From the end of 1994 to the beginning of 1995, 49 patients with hemorrhagic symptoms were hospitalized in the Makokou General Hospital in northeastern Gabon. Yellow fever (YF) virus was first diagnosed in serum by use of polymerase chain reaction followed by blotting, and a vaccination campaign was immediately instituted. The epidemic, known as the fall 1994 epidemic, ended 6 weeks later. However, some aspects of this epidemic were atypical of YF infection, so a retrospective check for other etiologic agents was undertaken. Ebola (EBO) virus was found to be present concomitantly with YF virus in the epidemic. Two other epidemics (spring and fall 1996) occurred in the same province. GP and L genes of EBO virus isolates from all three epidemics were partially sequenced, which showed a difference of 0.1% in the base pairs. Sequencing also showed that all isolates were very similar to subtype Zaire EBO virus isolates from the Democratic Republic of the Congo.
No serologic data were available from persons in Ogooue´-Ivindo Province before the first epidemic. This low percentage of seropositviity suggests that the circulation of EBO is a new phenomenon in the area, affecting mainly people living deep in the forest in temporary encampments.

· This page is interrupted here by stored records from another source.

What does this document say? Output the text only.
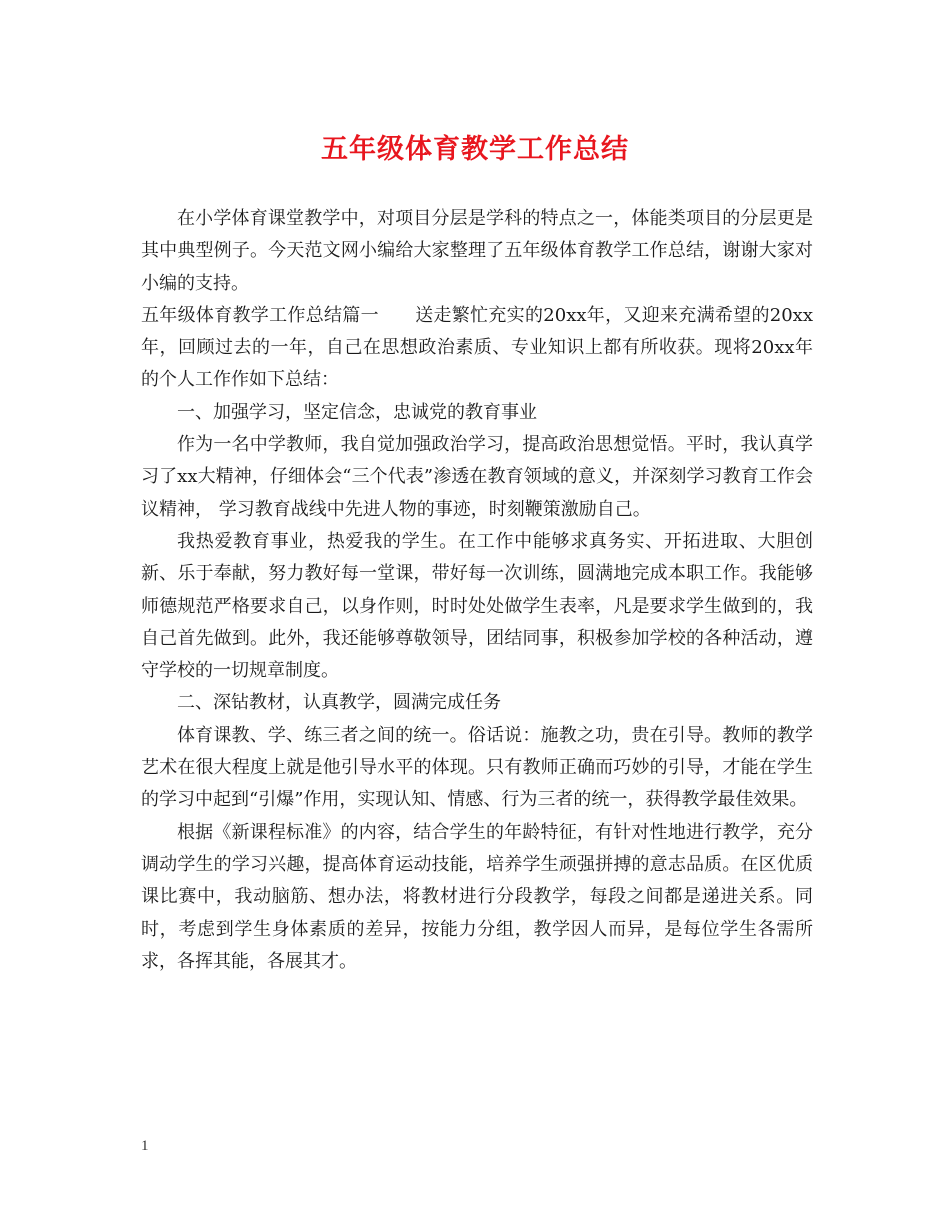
五年级体育教学工作总结

在小学体育课堂教学中，对项目分层是学科的特点之一，体能类项目的分层更是其中典型例子。今天范文网小编给大家整理了五年级体育教学工作总结，谢谢大家对小编的支持。

五年级体育教学工作总结篇一 送走繁忙充实的20xx年，又迎来充满希望的20xx年，回顾过去的一年，自己在思想政治素质、专业知识上都有所收获。现将20xx年的个人工作作如下总结：

一、加强学习，坚定信念，忠诚党的教育事业

作为一名中学教师，我自觉加强政治学习，提高政治思想觉悟。平时，我认真学习了xx大精神，仔细体会“三个代表”渗透在教育领域的意义，并深刻学习教育工作会议精神， 学习教育战线中先进人物的事迹，时刻鞭策激励自己。

我热爱教育事业，热爱我的学生。在工作中能够求真务实、开拓进取、大胆创新、乐于奉献，努力教好每一堂课，带好每一次训练，圆满地完成本职工作。我能够师德规范严格要求自己，以身作则，时时处处做学生表率，凡是要求学生做到的，我自己首先做到。此外，我还能够尊敬领导，团结同事，积极参加学校的各种活动，遵守学校的一切规章制度。

二、深钻教材，认真教学，圆满完成任务

体育课教、学、练三者之间的统一。俗话说：施教之功，贵在引导。教师的教学艺术在很大程度上就是他引导水平的体现。只有教师正确而巧妙的引导，才能在学生的学习中起到“引爆”作用，实现认知、情感、行为三者的统一，获得教学最佳效果。

根据《新课程标准》的内容，结合学生的年龄特征，有针对性地进行教学，充分调动学生的学习兴趣，提高体育运动技能，培养学生顽强拼搏的意志品质。在区优质课比赛中，我动脑筋、想办法，将教材进行分段教学，每段之间都是递进关系。同时，考虑到学生身体素质的差异，按能力分组，教学因人而异，是每位学生各需所求，各挥其能，各展其才。

1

There are interesting demographic and ecologic differences between the sites of the first two epidemics. The disturbance of the forest integrity is one common feature between the two sites, but the one important difference is the permanence and the size of the population around Mayibout 2, which might permit the virus, once present in the area, to circulate within the human population. Both the reservoir and the vector for the EBO virus as still unknown.
It is very clear that the use of simple barrier nursing methods in even the most basic of hospital settings is sufficient to limit the spread of this disease. Nosocomial spread of infection due to the lack of recognition of the disease and the dearth of training and material available to establish simple barrier nursing remains the root cause of most of the disease observed to date. From the public health point of view, this remains a basic goal for the prevention of EHF epidemics. Preventing primary infection certainly requires the identification of risk factors and the reservoir, something that continues to elude us.